What exactly is the occasion we are marking on our birthdays?
Depending on our mood at the time, there could be any number of answers to the above question, but I suspect they fall into two broad categories: either an acknowledgement of the day x years ago when a new life took its first faltering breaths; or the sense that it's a miracle you ever managed to get this far.
When a man with the mindset of your author, such that each backward step (be that caused by error, misfortune, or the natural course of events) results in a
complete obliteration of all self-confidence or esteem, then we can understand why the negotiation of another year is met with a degree of astonishment.
I am now assured that the will to live transcends everything else, and this is what I'll celebrate later today. For much of the year, I've had no interest in survival, and yet I endure.
Since my last birthday - the 31st - I have seen three of the markers by which I locate myself taken away, one after the other, and I have thereafter drifted, alone and uncertain.
First, the idea of a meaningful future was extinguished when Bluefish and I not so much decoupled (such is for trains and implies a deliberate and careful separation) as reached a point of exhaustion akin to having fought an illness for so long that the alternatives were to rid oneself of the complaint, or die of sadness.
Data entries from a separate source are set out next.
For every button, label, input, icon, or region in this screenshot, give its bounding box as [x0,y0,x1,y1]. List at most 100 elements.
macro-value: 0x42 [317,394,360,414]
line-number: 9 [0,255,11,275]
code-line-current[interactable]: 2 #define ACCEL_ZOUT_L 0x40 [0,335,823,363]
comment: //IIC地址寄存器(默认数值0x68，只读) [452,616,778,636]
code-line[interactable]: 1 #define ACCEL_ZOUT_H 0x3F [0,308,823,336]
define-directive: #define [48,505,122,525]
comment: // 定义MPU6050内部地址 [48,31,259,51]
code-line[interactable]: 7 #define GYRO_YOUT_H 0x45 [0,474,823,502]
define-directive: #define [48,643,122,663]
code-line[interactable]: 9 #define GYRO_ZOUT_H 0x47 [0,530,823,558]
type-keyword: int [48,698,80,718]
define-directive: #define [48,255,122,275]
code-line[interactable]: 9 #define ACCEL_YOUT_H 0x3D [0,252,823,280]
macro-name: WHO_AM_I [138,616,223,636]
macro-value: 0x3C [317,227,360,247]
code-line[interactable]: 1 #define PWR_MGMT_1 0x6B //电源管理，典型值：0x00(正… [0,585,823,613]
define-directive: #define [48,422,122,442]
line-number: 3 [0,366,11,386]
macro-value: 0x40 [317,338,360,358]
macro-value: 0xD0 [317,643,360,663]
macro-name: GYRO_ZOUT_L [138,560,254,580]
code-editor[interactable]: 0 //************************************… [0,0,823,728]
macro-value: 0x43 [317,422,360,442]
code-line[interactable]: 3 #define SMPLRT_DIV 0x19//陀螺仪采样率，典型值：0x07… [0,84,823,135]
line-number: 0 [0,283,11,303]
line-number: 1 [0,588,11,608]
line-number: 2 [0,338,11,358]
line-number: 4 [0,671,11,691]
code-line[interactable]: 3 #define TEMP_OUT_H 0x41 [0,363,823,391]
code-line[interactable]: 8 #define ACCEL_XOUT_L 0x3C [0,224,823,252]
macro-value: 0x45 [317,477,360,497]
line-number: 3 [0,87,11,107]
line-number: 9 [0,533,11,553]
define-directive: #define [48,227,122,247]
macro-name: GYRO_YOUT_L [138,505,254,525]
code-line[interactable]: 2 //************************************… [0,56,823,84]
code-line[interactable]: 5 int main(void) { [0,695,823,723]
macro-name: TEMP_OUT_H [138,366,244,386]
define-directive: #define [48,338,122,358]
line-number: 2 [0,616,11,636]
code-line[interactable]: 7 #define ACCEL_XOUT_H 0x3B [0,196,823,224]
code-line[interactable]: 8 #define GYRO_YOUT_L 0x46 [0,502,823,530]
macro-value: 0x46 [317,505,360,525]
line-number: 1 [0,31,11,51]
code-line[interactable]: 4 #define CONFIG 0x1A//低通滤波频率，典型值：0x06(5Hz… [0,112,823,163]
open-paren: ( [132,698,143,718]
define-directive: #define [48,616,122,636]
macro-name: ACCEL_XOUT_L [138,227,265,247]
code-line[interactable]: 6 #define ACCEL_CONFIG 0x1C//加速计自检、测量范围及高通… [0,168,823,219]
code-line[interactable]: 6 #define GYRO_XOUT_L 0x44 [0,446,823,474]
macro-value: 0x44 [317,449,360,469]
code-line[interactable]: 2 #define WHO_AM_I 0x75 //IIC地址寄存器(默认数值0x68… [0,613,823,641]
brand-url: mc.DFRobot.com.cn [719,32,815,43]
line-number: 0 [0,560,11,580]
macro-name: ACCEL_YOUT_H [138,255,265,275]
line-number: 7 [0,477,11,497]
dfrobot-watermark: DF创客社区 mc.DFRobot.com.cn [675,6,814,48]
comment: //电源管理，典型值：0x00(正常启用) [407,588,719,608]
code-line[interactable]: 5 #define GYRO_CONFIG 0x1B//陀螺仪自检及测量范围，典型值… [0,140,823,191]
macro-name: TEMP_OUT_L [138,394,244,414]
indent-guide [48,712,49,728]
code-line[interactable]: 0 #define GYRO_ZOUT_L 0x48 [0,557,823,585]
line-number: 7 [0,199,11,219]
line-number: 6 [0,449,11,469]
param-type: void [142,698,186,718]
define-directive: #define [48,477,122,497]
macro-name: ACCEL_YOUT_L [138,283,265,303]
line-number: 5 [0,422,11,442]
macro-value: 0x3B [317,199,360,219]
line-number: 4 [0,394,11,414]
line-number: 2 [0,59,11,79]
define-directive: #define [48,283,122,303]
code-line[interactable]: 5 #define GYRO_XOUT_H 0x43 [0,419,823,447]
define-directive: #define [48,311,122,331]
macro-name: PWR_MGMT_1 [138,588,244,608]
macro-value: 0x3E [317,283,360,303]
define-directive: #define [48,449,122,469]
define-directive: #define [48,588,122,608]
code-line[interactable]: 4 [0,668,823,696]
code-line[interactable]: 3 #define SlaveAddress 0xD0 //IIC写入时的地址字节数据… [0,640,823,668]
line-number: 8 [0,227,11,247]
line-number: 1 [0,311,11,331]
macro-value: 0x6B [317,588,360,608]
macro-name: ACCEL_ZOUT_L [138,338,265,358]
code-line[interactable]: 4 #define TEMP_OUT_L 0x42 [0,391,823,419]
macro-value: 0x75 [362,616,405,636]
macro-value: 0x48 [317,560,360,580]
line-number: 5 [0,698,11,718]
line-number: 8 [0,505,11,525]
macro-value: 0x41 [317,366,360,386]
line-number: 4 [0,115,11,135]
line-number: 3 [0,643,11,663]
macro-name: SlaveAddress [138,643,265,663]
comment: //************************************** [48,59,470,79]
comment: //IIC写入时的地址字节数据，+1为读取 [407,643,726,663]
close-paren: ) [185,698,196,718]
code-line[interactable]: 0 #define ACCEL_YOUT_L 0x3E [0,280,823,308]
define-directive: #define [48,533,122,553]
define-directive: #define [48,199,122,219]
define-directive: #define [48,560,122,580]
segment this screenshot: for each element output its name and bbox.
Thus I knew I should not be going to Australia, the Martian dust-red point of infinite distance which might well have otherwise become home. This made the remaining ties in this country more important - if I cannot float to the antipodes on the heavy, drug-like fug of emotion that is Bluefish, then nail me down here until further notice.
Two of the nails which fasten me permanently to England were whipped out in quick succession: one in August, one in November, and I have become unfixed, existing now everywhere and nowhere.
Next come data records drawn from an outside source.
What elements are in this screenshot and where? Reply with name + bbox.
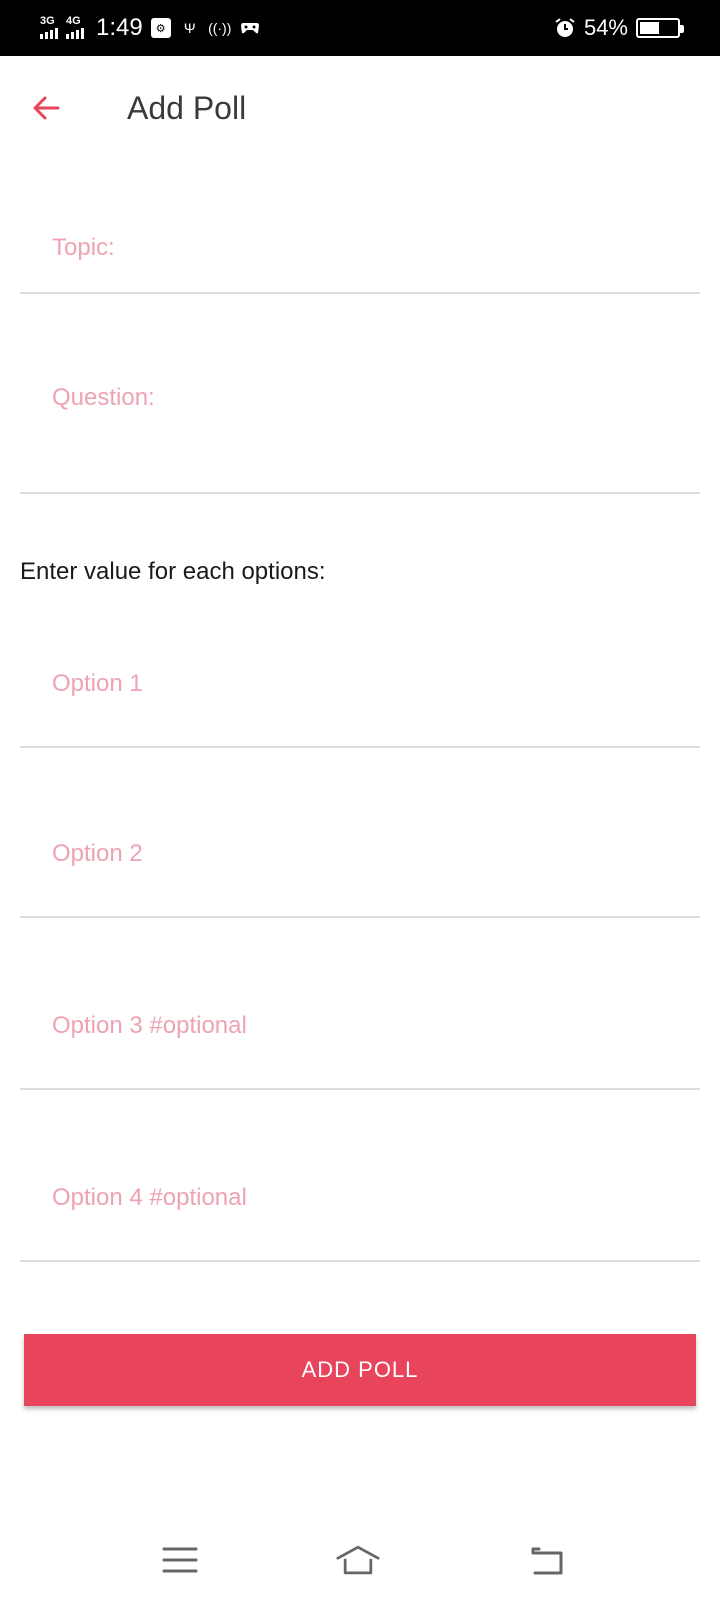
signal-3g-icon: 3G xyxy=(40,15,58,39)
usb-debug-icon: ⚙ xyxy=(150,18,171,38)
page-title: Add Poll xyxy=(127,90,247,126)
battery-charging-icon xyxy=(636,18,684,38)
network-type-1: 3G xyxy=(40,15,55,27)
option1-field[interactable] xyxy=(20,646,700,748)
option2-input[interactable] xyxy=(52,834,672,874)
network-type-2: 4G xyxy=(66,15,81,27)
option3-field[interactable] xyxy=(20,988,700,1090)
options-label: Enter value for each options: xyxy=(20,558,326,585)
home-icon xyxy=(336,1545,380,1575)
arrow-left-icon xyxy=(33,96,60,120)
option4-input[interactable] xyxy=(52,1178,672,1218)
signal-4g-icon: 4G xyxy=(66,15,84,39)
option2-field[interactable] xyxy=(20,816,700,918)
topic-input[interactable] xyxy=(52,228,672,268)
game-icon xyxy=(239,17,261,39)
app-bar: Add Poll xyxy=(0,56,720,168)
add-poll-button[interactable]: ADD POLL xyxy=(24,1334,696,1406)
hotspot-icon: ((·)) xyxy=(208,20,232,36)
navigation-bar xyxy=(0,1520,720,1600)
back-button[interactable] xyxy=(24,86,68,130)
back-icon xyxy=(531,1547,563,1575)
option1-input[interactable] xyxy=(52,664,672,704)
status-bar: 3G 4G 1:49 ⚙ Ψ ((·)) 54% xyxy=(0,0,720,56)
question-input[interactable] xyxy=(52,378,672,418)
alarm-icon xyxy=(554,17,576,39)
battery-percent: 54% xyxy=(583,15,628,40)
topic-field[interactable] xyxy=(20,212,700,294)
clock: 1:49 xyxy=(96,14,143,41)
status-bar-left: 3G 4G 1:49 ⚙ Ψ ((·)) xyxy=(40,12,261,44)
home-button[interactable] xyxy=(336,1538,380,1582)
status-bar-right: 54% xyxy=(554,12,684,44)
back-nav-button[interactable] xyxy=(525,1538,569,1582)
battery-level xyxy=(640,22,659,34)
option4-field[interactable] xyxy=(20,1160,700,1262)
menu-icon xyxy=(162,1547,198,1573)
usb-icon: Ψ xyxy=(183,20,196,36)
option3-input[interactable] xyxy=(52,1006,672,1046)
menu-button[interactable] xyxy=(158,1538,202,1582)
question-field[interactable] xyxy=(20,360,700,494)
There is little to live for, yet, against any form of rational judgement, I am still here, like a dose of the clap, or an unpaid bill.
I lost a lot, but the furrowed and self-loathing absorber of those losses remains, grimly prepared to relinquish whatever is left. That I shall do so, eventually, is inevitable, and yet I feel painfully certain I'll reach 33, with the endless seam of despair that I continue to plunge down never quite bottoming out.